Support
Continuous Integration Systems

Integrating Invicti Enterprise with Travis CI

This document is for:
Invicti Enterprise On-Demand, Invicti Enterprise On-Premises

Travis CI is a hosted continuous integration service. It is used to test and deploy software projects hosted on GitHub and Bitbucket. You can log in to Travis CI with GitHub or Bitbucket, instruct Travis CI to test the code of a project, and then push it to GitHub or Bitbucket. 

Image result for travis ci

For further information, see What Systems Does Invicti Integrate With?.

Generating and Using Invicti Enterprise’s Travis CI Integration Scripts

Invicti Enterprise uses cURL and PowerShell command-line tools to integrate with Travis.

How to Generate Invicti Enterprise's Travis CI Integration Scripts
  1. Log in to Invicti Enterprise.
  2. From the main menu, go to Integrations > New Integration > Travis CI.

  1. From the Integration Script Generator section, select the relevant Scan Settings:
    • From the Scan Type field, select an option
    • From the Website drop-down, select a website
    • From the Scan Profile drop-down, select a scan profile (this is not displayed if you select Full with Primary Profile as the Scan Type)
  1. In the script field, select Copy to clipboard ( ) to copy script. (You will then paste this into the file described in How to Use Invicti Enterprise’s Travis Integration Script.)
How to Use Invicti Enterprise's Travis Integration Script
  1. Navigate to your Git project and open .travis.yml file.
  2. Paste the copied script (from How to Generate Invicti Enterprise’s Travis CI Integration Scripts) into your .travis.yml file. Then commit and push it to the Git repository.
  3. Log in to your Travis account.
  4. Navigate to your Travis Project window.
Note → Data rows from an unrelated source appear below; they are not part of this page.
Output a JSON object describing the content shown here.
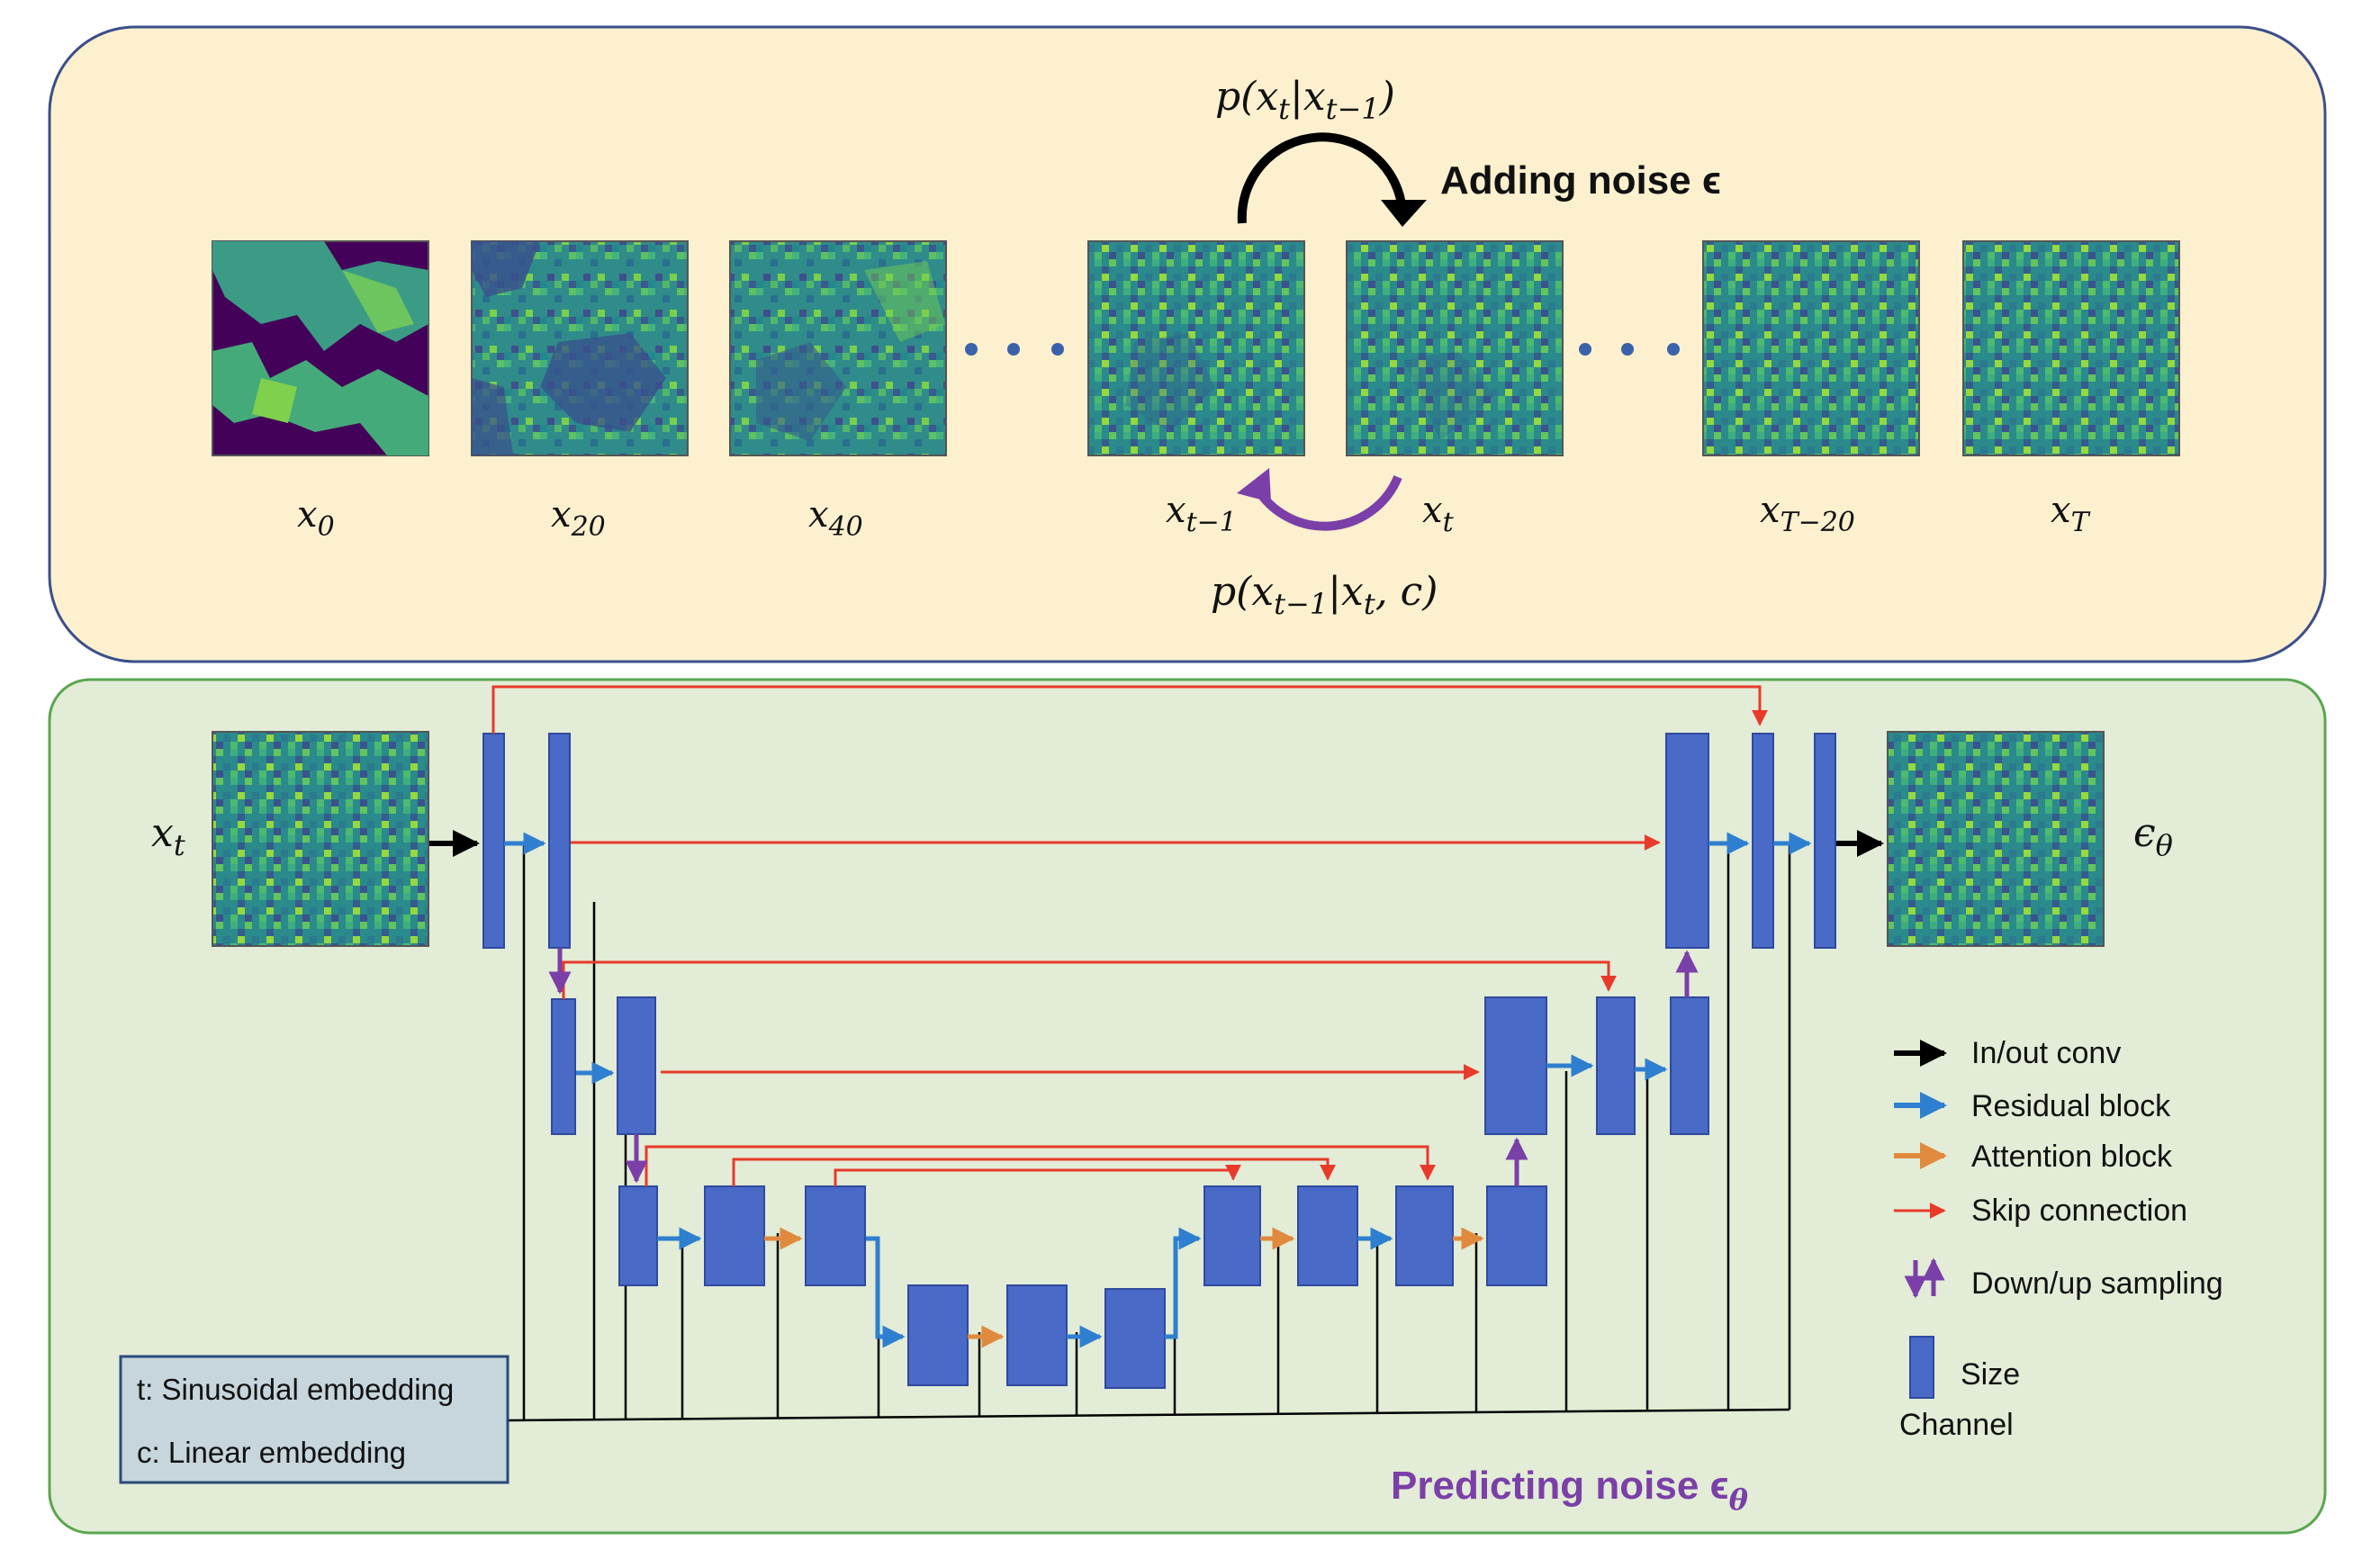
{
  "forward_panel": {
    "title": "Adding noise ϵ",
    "forward_label": {
      "base": "p(x",
      "sub1": "t",
      "mid": "|x",
      "sub2": "t−1",
      "end": ")"
    },
    "reverse_label": {
      "base": "p(x",
      "sub1": "t−1",
      "mid": "|x",
      "sub2": "t",
      "end": ", c)"
    },
    "frames": [
      {
        "var": "x",
        "sub": "0"
      },
      {
        "var": "x",
        "sub": "20"
      },
      {
        "var": "x",
        "sub": "40"
      },
      {
        "var": "x",
        "sub": "t−1"
      },
      {
        "var": "x",
        "sub": "t"
      },
      {
        "var": "x",
        "sub": "T−20"
      },
      {
        "var": "x",
        "sub": "T"
      }
    ]
  },
  "unet_panel": {
    "title": "Predicting noise ϵ",
    "title_sub": "θ",
    "input": {
      "var": "x",
      "sub": "t"
    },
    "output": {
      "var": "ϵ",
      "sub": "θ"
    },
    "embedding": {
      "line1": "t: Sinusoidal embedding",
      "line2": "c: Linear embedding"
    },
    "legend": {
      "in_out": "In/out conv",
      "residual": "Residual block",
      "attention": "Attention block",
      "skip": "Skip connection",
      "sampling": "Down/up sampling",
      "size": "Size",
      "channel": "Channel"
    }
  },
  "colors": {
    "top_bg": "#fcf0cf",
    "top_border": "#3c4f8a",
    "bottom_bg": "#e2ecd6",
    "bottom_border": "#5aa650",
    "block": "#4a6ac8",
    "block_border": "#2f4a9e",
    "residual": "#2f7fd0",
    "attention": "#e08a3e",
    "skip": "#e83a2a",
    "sampling": "#7b3fa8",
    "black": "#000000",
    "purple_text": "#7b3fa8"
  }
}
You can copy and paste the cURL script below into your .yml file and use it as an example.

script: |
    curl -u "$USERID:$APITOKEN" -X POST https://www.netsparkercloud.com/api/1.0/scans/CreateFromPluginScanRequest -H 'Content-Type: application/json' -d "{'WebsiteId': '4193d4c3-ba11-4920-576b-abc80256ae2e', 'ScanType': 'FullWithPrimaryProfile', 'VcsCommitInfoModel': {'CiBuildConfigurationName' : '$TRAVIS_JOB_NAME', 'CiBuildHasChange': '$TRAVIS_COMMIT', 'CiBuildId': '$TRAVIS_BUILD_ID', 'CiBuildServerVersion': '$TRAVIS_APP_HOST', 'CiBuildUrl': '$TRAVIS_BUILD_WEB_URL', 'Committer': '$USER', 'IntegrationSystem': 'TravisCI', 'VcsName': 'Git', 'VcsVersion': '$TRAVIS_COMMIT'}}"

Or, you can copy and paste the Powershell script below into your .yml file and use it as an example.

Invoke-RestMethod -uri 'https://www.netsparkercloud.com/api/1.0/scans/CreateFromPluginScanRequest' -ContentType 'application/json; charset=UTF-8'  -Method POST -Headers @@{ Authorization = "Basic $([System.Convert]::ToBase64String([System.Text.Encoding]::ASCII.GetBytes($env:USERID +':'+$env:APITOKEN)))"} -Body $(@@{ WebsiteId='ac5c492c-94ad-4512-9f8a-ab9502091c0c'; ProfileId='f812aa2c-d2a6-4574-e145-ad3b01dae776'; ScanType='FullWithSelectedProfile'; VcsCommitInfoModel = @@{CiBuildConfigurationName = $env:TRAVIS_JOB_NAME; CiBuildHasChange = $env:TRAVIS_COMMIT; CiBuildId = $env:TRAVIS_BUILD_ID; CiBuildServerVersion = $env:TRAVIS_APP_HOST; CiBuildUrl= $env:TRAVIS_BUILD_WEB_URL; Committer= $env:USER; IntegrationSystem = 'TravisCI'; VcsName = 'Git'; VcsVersion = $env:TRAVIS_COMMIT};}| ConvertTo-Json)

  1. Select Settings.
  2. Navigate to Environmental Variables and add your Invicti Enterprise API credentials as USERID and APITOKEN variables.
  3. Select More Options from the top-right menu, then select Trigger build to start a build.